A Kenilworth pensioner who sexually abused two young children in the 1970s has been jailed for 18 years. He was found guilty of raping a girl, 11, and indecently assaulting a boy, aged eight or nine.
Malcolm Blood’s victims only decided to speak out after one of them heard a police talk on child abuse in Stratford. Blood, 69, was arrested and charged with 20 separate offences, which he denied.
But after a trial at the crown court in Leamington he was found guilty of six charges of raping a girl, who was just 11 at the time of the first offence, in the 1970s. The former museum worker was also convicted of six charges of indecently assaulting the girl and five charges of indecently assaulting an eight or nine-year-old boy.
Jailing Blood, Judge Sylvia de Bertodano said: “You inflicted appalling acts of abuse for your own sexual gratification. I am sure you don’t need me to tell you the appalling effects of such offending on people who have suffered this type of abuse.
“The fact it took over 30 years for these different children to come forward and tell their stories, and the effect it has had on their lives, shows how the offences you committed against them have been a constant presence in their lives.
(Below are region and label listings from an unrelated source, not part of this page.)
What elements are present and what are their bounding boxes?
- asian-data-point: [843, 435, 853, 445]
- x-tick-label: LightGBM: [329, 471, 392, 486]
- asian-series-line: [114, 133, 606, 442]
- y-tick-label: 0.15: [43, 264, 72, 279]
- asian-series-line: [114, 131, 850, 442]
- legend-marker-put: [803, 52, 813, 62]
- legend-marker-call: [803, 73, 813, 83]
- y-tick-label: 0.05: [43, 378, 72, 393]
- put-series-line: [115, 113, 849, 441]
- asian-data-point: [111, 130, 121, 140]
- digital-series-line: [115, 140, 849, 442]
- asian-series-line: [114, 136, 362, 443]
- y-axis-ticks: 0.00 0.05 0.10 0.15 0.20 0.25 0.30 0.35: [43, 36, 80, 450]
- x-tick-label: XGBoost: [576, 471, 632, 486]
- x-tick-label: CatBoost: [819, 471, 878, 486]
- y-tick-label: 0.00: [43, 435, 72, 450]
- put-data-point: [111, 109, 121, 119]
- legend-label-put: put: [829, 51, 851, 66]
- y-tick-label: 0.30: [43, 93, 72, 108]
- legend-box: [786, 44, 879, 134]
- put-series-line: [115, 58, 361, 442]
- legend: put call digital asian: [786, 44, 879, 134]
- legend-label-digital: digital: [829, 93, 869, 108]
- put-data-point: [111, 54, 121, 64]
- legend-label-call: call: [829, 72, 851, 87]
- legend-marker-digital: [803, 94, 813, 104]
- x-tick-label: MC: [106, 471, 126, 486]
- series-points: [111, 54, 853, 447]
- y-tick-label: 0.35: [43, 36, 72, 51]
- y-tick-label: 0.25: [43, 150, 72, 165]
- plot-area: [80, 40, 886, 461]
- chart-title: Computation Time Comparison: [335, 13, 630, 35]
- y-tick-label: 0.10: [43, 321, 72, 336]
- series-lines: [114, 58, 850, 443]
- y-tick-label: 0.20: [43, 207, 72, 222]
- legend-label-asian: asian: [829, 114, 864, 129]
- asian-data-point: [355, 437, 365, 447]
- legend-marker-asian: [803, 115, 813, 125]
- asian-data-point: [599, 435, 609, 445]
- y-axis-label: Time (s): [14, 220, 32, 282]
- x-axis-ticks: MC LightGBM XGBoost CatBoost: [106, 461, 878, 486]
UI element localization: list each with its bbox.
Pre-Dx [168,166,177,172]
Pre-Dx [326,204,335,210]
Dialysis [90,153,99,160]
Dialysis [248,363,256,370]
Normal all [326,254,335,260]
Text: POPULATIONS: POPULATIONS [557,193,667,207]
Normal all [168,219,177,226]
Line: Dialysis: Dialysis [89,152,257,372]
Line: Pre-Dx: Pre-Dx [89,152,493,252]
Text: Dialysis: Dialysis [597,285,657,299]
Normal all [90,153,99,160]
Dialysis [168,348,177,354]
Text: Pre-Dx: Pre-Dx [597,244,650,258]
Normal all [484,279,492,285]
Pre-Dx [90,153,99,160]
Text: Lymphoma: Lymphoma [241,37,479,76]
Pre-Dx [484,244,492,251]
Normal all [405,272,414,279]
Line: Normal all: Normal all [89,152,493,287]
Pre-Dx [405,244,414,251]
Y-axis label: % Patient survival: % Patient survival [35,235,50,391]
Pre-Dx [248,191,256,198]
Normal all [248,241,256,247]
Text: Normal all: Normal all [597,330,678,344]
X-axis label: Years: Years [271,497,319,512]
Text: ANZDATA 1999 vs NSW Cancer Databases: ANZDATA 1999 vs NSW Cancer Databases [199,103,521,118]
“You could have pleaded guilty to these matters but chose not to, therefore putting them through the further ordeal of giving evidence during this trial. If you had accepted responsibility you could have prevented that.”
“I very much hope your conviction and the sentence I’m going to pass will help bring them to a stage where their lives are no longer dominated by the abuse you subjected them to.”
The incidents took place in Warwick, where Blood lived at the time. He now lives in Willow Meer, Kenilworth.
Blood will have to serve a minimum of 12 years because the law at the time demands that he serves at least two-thirds of his sentence.
Insp Peter Herring, from Warwickshire Police, said: “I hope this will encourage other victims to speak out in order to gain the justice they deserve and ensure that dangerous sex offenders are prevented from offending again. We want victims to know that they can contact police in complete confidence and we will treat their reports seriously.”